The financial rewards for apprehending petitioners can be irresistible. According to a directive obtained by
Chinese Human Rights Defenders, the police in one Hunan Province county are authorized to spend nearly $300 for each
successfully detained petitioner.
The money ends up in the pockets of the retrievers, corrupt petition clerks, and those who run the black jails.
The organization said that officers in one Beijing police precinct demanded as much as $140 for each petitioner they
turned over to provincial interceptors.
The story of Wu Bowen, 61, a retired shop clerk from Zhejiang Province, is typical. On Feb. 25 she came to the
capital to file a petition seeking more compensation for the demolition of her home. The next day, as she sat on the
curb, a policeman told her that as an out-of-towner, she had to register at the precinct.
Once there, however, the officer phoned the Zhejiang Province liaison office in Beijing.

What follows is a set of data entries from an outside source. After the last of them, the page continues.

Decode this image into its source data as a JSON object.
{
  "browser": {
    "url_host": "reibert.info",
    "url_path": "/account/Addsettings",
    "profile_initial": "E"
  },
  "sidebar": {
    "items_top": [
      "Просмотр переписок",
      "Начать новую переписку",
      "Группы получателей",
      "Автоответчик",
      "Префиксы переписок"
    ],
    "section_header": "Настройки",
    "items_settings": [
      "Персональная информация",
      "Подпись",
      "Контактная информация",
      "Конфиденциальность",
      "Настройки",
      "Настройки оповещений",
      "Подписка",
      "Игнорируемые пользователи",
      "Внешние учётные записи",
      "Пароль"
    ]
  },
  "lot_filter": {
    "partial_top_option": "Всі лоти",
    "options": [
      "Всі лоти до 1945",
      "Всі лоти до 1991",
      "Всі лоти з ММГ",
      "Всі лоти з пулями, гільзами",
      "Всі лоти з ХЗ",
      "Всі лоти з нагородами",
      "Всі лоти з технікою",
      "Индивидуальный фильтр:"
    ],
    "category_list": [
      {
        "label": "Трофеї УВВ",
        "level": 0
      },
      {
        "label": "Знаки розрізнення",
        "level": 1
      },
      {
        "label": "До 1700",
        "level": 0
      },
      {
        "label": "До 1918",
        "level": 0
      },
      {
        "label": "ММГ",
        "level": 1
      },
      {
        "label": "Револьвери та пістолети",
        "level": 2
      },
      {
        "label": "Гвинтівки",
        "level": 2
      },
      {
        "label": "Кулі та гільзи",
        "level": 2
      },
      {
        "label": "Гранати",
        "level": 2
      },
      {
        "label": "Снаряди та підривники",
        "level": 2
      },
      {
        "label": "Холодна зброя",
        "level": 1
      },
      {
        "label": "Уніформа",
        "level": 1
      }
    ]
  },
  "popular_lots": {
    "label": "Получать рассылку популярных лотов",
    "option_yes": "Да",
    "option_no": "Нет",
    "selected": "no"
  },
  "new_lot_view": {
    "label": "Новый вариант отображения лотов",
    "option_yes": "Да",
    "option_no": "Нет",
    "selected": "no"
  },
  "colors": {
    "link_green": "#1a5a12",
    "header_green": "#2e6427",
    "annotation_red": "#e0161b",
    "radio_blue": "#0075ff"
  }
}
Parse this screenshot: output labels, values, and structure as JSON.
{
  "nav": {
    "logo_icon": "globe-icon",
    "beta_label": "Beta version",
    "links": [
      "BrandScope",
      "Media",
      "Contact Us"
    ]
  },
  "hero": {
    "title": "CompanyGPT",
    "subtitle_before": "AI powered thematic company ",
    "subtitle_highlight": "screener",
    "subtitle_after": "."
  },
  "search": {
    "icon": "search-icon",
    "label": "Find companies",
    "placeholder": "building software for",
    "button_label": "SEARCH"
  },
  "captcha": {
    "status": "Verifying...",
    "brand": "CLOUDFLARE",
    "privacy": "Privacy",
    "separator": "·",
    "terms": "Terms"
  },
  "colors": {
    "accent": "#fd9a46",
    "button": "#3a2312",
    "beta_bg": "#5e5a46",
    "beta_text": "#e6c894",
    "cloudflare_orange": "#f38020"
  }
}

A short time later, a
clutch of retrievers escorted her to a hotel not far from the city's main tourist attractions.
After nine days of confinement, Wu stole back her cellphone and revealed the hotel's address to her son, who
called the offices of The New York Times.
When three men reluctantly opened the door to Room 208 at the Zhanle Hotel, Wu cried out for help. Confounded by
the presence of foreign journalists, the men seemed unable to prevent Wu from escaping, although they begged her to
stay, saying she could not leave until a local county official arrived with their reward money.
Out on the street, Wu was shaken but undeterred. Asked if she wanted to be taken to the train station so she could
return home, she shook her head. "No," she said. "I'm going to stay in Beijing until I get justice."